Nach den Enthüllungen um die Luxemburger Steuerplanungsoase kündigen einige der schwedischen Finanzakteure an, sich von dort zurückziehen zu wollen.

Wie ein Sprecher der Risikokapitalgesellschaft Altor gegenüber dem Schwedischen Rundfunk sagte, plane man keine neuen Anlagen in Luxemburg. Man sehe allerdings die Steuersicherheit in Schweden als ausschlaggebenden Faktor für die Wahl der Investitionsstandorte.

Auch Nordic Capital will über einen Rückzug der Steuerveranlagung nach Schweden nachdenken. Wie ein Sprecher sagte, hätte das Unternehmen durchaus den Wunsch, Schweden als Basis zur Versteuerung zu haben, für ein konkretes Handeln sei jedoch die Zeit noch nicht reif.

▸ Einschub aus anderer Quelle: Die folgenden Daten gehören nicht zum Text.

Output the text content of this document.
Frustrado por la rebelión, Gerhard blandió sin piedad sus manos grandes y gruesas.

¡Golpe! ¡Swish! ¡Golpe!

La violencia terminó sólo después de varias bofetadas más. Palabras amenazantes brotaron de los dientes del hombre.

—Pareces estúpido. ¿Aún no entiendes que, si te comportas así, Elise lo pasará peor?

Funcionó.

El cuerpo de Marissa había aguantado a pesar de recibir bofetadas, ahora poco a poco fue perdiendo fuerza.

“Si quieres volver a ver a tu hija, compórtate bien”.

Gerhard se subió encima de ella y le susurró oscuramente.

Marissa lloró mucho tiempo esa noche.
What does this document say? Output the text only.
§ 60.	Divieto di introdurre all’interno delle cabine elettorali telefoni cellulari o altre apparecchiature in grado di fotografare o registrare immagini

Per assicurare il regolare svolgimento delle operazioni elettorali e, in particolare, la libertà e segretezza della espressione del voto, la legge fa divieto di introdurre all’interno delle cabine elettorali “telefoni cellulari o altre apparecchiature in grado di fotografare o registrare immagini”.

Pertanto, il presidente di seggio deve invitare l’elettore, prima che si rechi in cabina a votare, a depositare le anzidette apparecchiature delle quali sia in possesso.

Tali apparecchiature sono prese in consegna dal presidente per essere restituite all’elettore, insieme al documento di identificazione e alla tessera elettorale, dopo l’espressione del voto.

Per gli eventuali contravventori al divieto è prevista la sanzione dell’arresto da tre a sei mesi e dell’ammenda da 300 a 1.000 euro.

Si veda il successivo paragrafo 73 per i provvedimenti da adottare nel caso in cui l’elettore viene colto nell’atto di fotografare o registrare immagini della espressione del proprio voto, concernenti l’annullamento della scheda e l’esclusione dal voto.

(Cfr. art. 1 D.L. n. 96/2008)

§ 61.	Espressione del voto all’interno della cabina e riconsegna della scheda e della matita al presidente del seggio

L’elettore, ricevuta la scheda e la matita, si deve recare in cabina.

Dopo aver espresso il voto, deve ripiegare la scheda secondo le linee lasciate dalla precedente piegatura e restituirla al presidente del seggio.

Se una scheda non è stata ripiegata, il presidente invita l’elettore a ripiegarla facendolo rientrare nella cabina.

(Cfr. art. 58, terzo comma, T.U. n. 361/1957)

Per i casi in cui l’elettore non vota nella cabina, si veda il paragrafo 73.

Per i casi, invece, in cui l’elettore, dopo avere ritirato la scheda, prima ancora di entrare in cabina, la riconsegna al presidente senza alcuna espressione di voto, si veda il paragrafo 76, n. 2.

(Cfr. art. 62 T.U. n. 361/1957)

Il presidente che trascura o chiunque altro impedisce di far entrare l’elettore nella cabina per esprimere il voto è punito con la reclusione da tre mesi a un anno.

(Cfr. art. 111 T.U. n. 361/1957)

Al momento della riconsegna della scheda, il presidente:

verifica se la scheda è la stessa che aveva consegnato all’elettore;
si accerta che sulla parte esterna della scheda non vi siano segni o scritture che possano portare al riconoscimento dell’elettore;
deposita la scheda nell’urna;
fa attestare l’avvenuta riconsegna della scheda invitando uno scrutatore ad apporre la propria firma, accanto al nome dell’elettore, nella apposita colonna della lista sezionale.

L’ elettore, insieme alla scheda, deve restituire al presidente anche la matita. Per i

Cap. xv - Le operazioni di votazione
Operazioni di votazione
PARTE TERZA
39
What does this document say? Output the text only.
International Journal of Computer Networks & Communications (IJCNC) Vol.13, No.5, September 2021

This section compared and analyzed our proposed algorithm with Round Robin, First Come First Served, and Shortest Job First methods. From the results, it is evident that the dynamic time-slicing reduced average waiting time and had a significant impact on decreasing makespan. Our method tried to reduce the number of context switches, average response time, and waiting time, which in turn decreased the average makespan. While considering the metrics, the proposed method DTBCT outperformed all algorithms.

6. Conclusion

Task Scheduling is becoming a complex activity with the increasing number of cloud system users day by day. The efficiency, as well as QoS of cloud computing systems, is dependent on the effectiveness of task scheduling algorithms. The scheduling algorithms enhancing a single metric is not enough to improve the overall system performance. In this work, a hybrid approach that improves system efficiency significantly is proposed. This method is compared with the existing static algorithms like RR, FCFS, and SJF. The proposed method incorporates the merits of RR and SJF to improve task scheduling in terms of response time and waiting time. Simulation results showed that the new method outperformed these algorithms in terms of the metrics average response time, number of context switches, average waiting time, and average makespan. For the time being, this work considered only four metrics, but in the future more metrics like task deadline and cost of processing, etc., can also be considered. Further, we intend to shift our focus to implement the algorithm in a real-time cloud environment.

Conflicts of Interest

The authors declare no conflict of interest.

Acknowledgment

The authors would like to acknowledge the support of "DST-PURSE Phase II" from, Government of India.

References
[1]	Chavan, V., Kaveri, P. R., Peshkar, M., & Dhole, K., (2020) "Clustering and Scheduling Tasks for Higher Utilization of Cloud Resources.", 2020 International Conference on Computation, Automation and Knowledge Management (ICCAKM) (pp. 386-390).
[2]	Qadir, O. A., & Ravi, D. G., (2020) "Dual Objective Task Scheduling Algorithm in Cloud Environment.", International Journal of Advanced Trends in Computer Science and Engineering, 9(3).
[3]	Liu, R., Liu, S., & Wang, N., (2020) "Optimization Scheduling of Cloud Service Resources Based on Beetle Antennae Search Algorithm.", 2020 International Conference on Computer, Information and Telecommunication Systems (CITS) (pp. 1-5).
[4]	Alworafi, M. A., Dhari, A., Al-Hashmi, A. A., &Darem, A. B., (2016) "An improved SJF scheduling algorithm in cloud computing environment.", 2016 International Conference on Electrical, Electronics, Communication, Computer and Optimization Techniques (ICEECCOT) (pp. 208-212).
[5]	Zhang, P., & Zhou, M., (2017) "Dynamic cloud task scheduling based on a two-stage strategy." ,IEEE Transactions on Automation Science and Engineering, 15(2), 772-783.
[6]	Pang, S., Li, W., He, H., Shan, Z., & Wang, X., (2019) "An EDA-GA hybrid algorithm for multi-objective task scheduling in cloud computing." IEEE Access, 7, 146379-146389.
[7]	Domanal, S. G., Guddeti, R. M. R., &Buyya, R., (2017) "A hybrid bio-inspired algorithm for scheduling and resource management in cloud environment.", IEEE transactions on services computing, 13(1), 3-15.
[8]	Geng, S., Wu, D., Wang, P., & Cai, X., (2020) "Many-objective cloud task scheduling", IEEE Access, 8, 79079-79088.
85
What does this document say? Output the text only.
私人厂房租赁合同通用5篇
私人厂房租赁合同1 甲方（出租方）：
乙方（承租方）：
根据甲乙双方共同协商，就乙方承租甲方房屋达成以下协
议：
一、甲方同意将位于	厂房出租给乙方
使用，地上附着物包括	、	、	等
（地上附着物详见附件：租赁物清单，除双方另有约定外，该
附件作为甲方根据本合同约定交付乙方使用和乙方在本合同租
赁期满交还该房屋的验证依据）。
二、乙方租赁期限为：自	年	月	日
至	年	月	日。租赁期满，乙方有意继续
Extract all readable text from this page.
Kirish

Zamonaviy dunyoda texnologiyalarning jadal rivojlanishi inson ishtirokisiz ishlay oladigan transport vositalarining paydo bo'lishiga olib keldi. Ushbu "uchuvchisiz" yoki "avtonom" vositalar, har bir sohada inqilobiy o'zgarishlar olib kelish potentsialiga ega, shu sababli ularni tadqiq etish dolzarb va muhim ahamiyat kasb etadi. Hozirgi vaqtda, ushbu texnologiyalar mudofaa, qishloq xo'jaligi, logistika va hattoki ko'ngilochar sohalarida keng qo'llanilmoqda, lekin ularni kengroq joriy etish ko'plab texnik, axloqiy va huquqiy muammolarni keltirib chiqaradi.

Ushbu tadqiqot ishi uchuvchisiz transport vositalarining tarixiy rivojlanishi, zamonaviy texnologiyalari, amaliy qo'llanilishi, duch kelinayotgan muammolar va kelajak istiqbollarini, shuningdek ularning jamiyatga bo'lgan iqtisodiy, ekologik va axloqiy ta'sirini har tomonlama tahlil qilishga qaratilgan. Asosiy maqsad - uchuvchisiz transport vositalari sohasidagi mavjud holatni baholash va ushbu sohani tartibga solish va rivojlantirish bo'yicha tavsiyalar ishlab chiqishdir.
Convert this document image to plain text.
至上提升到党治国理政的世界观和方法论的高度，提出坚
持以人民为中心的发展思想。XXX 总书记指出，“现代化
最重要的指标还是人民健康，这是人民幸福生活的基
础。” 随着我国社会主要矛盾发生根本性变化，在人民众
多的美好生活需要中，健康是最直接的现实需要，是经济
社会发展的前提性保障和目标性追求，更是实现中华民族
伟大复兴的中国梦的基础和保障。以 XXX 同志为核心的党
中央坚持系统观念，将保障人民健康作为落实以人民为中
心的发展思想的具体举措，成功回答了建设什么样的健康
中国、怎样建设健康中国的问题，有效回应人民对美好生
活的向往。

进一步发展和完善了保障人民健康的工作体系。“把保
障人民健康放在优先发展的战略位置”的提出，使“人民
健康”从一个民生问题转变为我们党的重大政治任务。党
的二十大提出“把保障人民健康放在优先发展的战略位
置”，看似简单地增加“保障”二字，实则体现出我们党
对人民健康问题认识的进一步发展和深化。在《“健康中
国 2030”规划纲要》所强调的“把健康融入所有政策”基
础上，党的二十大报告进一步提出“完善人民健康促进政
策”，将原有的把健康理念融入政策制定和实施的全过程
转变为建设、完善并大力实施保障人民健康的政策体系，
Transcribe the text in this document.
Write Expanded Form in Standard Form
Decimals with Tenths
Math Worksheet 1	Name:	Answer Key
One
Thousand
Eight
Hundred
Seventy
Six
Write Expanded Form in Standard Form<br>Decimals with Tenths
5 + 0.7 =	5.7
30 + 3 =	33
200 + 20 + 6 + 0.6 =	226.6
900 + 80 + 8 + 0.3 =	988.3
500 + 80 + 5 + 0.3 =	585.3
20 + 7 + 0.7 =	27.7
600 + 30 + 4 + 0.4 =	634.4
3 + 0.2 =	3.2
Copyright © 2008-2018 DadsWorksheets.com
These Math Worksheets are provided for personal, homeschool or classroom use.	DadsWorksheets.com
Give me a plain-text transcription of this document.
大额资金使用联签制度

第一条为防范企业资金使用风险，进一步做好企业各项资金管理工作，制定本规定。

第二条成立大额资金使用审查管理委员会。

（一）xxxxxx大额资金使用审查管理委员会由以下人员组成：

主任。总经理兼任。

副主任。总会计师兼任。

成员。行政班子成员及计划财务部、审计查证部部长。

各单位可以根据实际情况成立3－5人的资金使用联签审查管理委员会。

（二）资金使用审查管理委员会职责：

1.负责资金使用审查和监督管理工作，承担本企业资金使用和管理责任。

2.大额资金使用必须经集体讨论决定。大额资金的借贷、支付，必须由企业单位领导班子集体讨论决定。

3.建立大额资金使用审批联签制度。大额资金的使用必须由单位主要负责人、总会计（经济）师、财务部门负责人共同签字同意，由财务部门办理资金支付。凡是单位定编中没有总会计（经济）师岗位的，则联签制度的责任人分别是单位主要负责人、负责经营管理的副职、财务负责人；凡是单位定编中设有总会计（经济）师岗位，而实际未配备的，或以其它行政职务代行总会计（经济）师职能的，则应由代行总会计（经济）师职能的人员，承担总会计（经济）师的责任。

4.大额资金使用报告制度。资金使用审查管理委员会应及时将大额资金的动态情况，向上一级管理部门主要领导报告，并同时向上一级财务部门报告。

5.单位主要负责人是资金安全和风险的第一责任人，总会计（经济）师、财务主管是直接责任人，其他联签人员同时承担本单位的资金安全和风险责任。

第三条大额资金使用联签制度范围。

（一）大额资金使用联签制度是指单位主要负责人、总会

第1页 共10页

Seitens der Finanzunternehmen wurde damit deutlich gemacht, dass eine von der Öffentlichkeit diskutierte Steuermoral nur dann eintreten werden, wenn die schwedische  Steuergesetzgebung eine für die Anleger akzeptable Planungssicherheit biete.

Die schwedische Finanzministerin Magdalena Andersson sagte, dass sie und ihre Amtskollegen der anderen EU-Staaten und OECD-Länder ihre Steuergesetze prüfen müssten. Allerdings will sie damit die sogenannte „kreative Steuerplanung“ bekämpfen.